AI is astounding. Let’s not pretend otherwise. The models can translate, summarize, design, generate — it feels like wizardry.

And yet...

  • It still could think NaN > 1000 is true - just because it's seen it in training. (Who checks that? Right, the developer you fired ...)
  • It invents scientific citations.
  • It suggests function names that look real but don’t exist.
  • It confidently explains why 2 + 2 = 5 when prompted the wrong way.

You want to build your company’s future on this? Without humans in the loop?

That's quite a bold move. And good luck with that!


The Hard Limit: Training Data Is Already Exhausted

Let’s get technical for a second.

We are, in all likelihood, nearing the limit of high-quality training data for large language models. Some say even that it is already reached.

Most of what could be scraped has been scraped. Wikipedia? Done. StackOverflow? Rate-limited. GitHub? Mined. Reddit? Fighting back - yet.

What now?

We have to generate new data. Augment it. Simulate it. Fine-tune it with human preference. You know what that requires?

Humans.

Skilled ones. Ones who can distinguish good from bad, subtle from obvious, ethical from reckless.

That’s not a luxury but the new bottleneck.

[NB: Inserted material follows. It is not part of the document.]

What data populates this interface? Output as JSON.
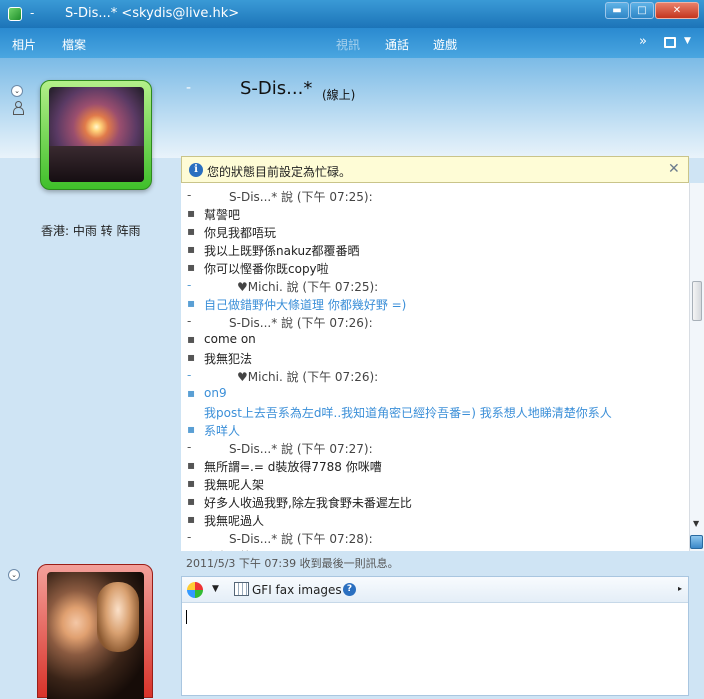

You Can't Automate Accountability

That’s the line. Read it again.

You can automate deployment. You can automate testing. You can automate spam detection and log analysis and the entire cookie consent banner.

But you can’t automate trust. Or judgment. Or ownership.

And when it all fails, someone has to raise their hand and say: "This one’s on me."

That person won’t be an LLM.


Fire the Wrong People, and You Fire Your Future

So yes - by all means - fire your engineers.

Trust a black box to handle your systems. Pretend AI understands legal risk. Ignore the people who’ve been holding your technical debt together with duct tape and sheer spite.

But when the quarterly roadmap derails, the culture implodes, and your AI-generated release notes promise features that don’t exist?

Just don’t say you weren’t warned.

Because in the age of AI, the companies that win won’t be the ones who cut talent.

They’ll be the ones who amplify it.

After all, someone has to make sure the robots aren’t drunk.